The streamlined process untethers customers from your front area and allows you to potentially trim the amount of resources that go into operating the front door.
Many businesses have found that they can stretch their staffing simply through better staff communications. For example, they adopt two-way radios or staff paging devices so staff can be moved efficiently from one task to another, depending on customer needs.
As one example, a health club needs staffers available to show potential new members around and get them signed up. But what do those employees do at other times? They could be helping to keep the club tidy or ensuring equipment is in good order. But you want them readily available in case someone shows up, so they probably just stand around waiting.
Or what about at the restaurant wait stand?
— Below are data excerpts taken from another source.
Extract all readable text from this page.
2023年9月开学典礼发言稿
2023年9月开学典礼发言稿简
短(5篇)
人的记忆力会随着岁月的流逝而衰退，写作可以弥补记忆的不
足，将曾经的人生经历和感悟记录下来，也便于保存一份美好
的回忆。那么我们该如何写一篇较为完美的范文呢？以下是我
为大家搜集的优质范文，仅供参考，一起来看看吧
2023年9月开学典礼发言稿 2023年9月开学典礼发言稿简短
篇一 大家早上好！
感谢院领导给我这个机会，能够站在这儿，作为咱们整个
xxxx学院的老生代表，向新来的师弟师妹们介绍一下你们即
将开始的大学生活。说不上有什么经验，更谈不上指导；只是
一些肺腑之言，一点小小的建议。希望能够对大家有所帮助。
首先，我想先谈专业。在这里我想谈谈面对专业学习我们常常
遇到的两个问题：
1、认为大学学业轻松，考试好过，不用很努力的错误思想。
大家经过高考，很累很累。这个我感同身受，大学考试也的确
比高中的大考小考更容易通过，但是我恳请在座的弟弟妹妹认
Couldn’t the host or hostess be doing other work – checking on restrooms, rolling silverware, and helping to bus tables – during slow times?
With better communications, staffers can multi-task and still remain attentive to customer needs.
When it comes to fast-casual restaurants, efficiency often is lost in the dining room, as food runners wander around looking for table tents as customers’ food gets cold. As a result, customers get cranky and restaurants have to hire more runners.
With today’s table-tracking technology, the problem goes away. Customers are given a small device when they order. They place the device on their table. Then food runners know exactly where they’re sitting. Presto. Efficiency.
As wages rise, that’s the kind of magic all businesses will be looking for.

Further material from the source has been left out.